Em entrevista concedida à Rádio Araranguá, no programa Dia a Dia, o gerente Regional de Educação, Luiz Carlos Pessi, abordou os desafios enfrentados pelas escolas devido às recentes quedas de energia.
O gerente regional explica que os problemas se deram por conta da rede elétrica que já se encontrava ultrapassada. Além disso, com os novos equipamentos que exigem mais carga, o padrão antigo não suportou a energia. “Muitas escolas tem uma rede elétrica. Com isso, os equipamentos que são instalados, como o ar condicionados, acaba sobrecarregando a instalação antiga dessas escolas. Quando o fio começa aquecer, passa a perder propriedade e enfraquece, impossibilitando o fluxo de energia”.
“No caso da escola localizada na Sanga da Areia, os eletricistas foram até o local e verificaram que o problema era a rede, mas também estava chegando pouca carga de energia na escola.

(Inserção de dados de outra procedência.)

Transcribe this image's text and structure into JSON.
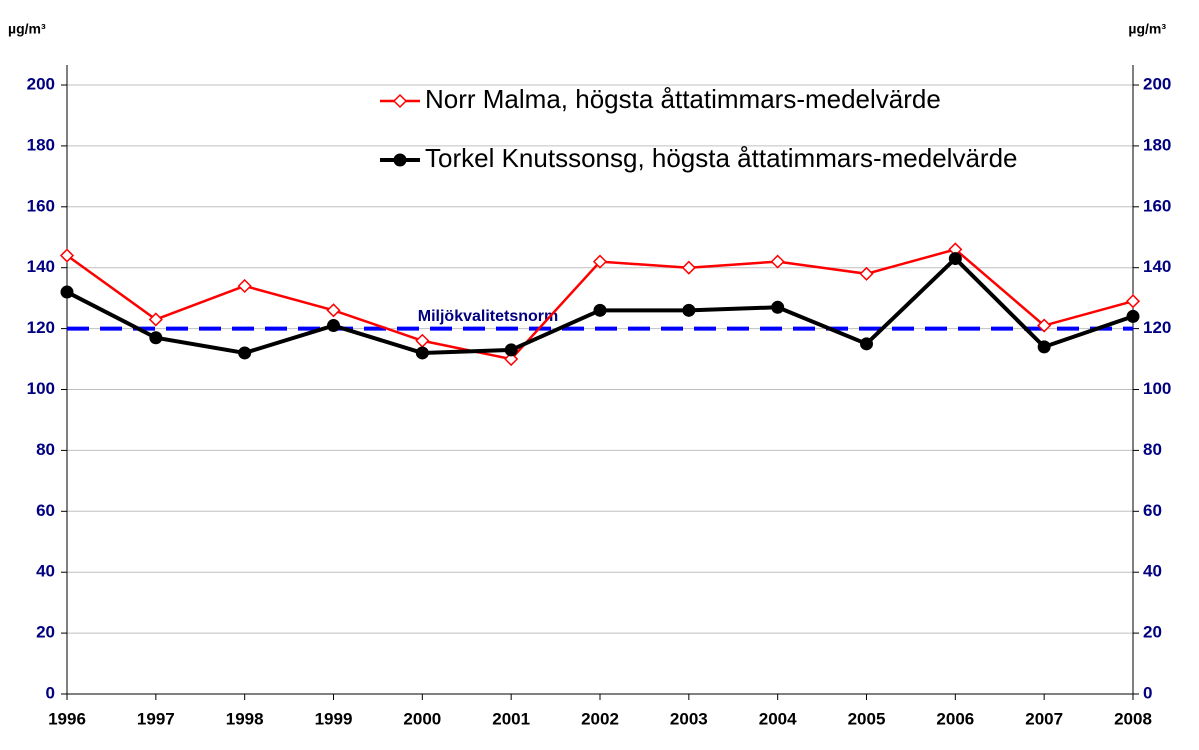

Expliquei para os professores e pais, que iniciaríamos a manutenção nessa semana. Entretanto, tivemos o mesmo problema e ficamos dois dias sem aula, na escola Bernardino Sena Campos, onde os eletricistas precisaram trabalhar até na quinta-feira”, destacou.
Diante dessa situação, foram propostas soluções para resolver os problemas enfrentados pelas escolas. Isso incluiu a realização de manutenção na rede elétrica, o aumento da carga elétrica em cooperação com a Celesc e a necessidade de mudanças no padrão elétrico das escolas afetadas. Além disso, Pessi mencionou a elaboração de um projeto elétrico específico para a escola da Sanga da Areia, visando implementar um sistema de energia mais robusto e capaz de suportar as demandas atuais.
“Mediante a esses casos, entramos em contato com a empresa para realizar a manutenção. Pedimos o aumento de carga para a Celesc e o pedido foi enviado para Florianópolis, que nos notificou que precisaríamos mudar o padrão elétrico da escola. Nessa terça-feira, fui até a capital catarinense conversar com a secretaria de Educação. Foi feito um projeto para ser realizado na escola da Sanga da Areia. O projeto já está com a empresa, que iniciará os trabalhos hoje à tarde, ou na segunda-feira”, explicou.
O projeto, que prevê a instalação de disjuntores específicos para cada ar-condicionado e a adoção de um novo padrão elétrico, já está em andamento. Pessi enfatizou que, embora a falta de ar-condicionado possa ser desconfortável, a solução proposta visa não apenas resolver os problemas imediatos, mas também estabelecer um sistema de energia que sirva como referência para toda a região, com planos de implementação em todas as escolas da região.
“O projeto se consiste em que todo ar condicionado terá um disjuntor especifico. Será realizado um padrão novo. Sabemos que é desconfortável ficar sem ar condicionado. Porém, vale ressaltar que devido a esse problema, nossa região terá um sistema de energia que será referência. Em breve, vamos adotar em todas as escolas”, concluiu.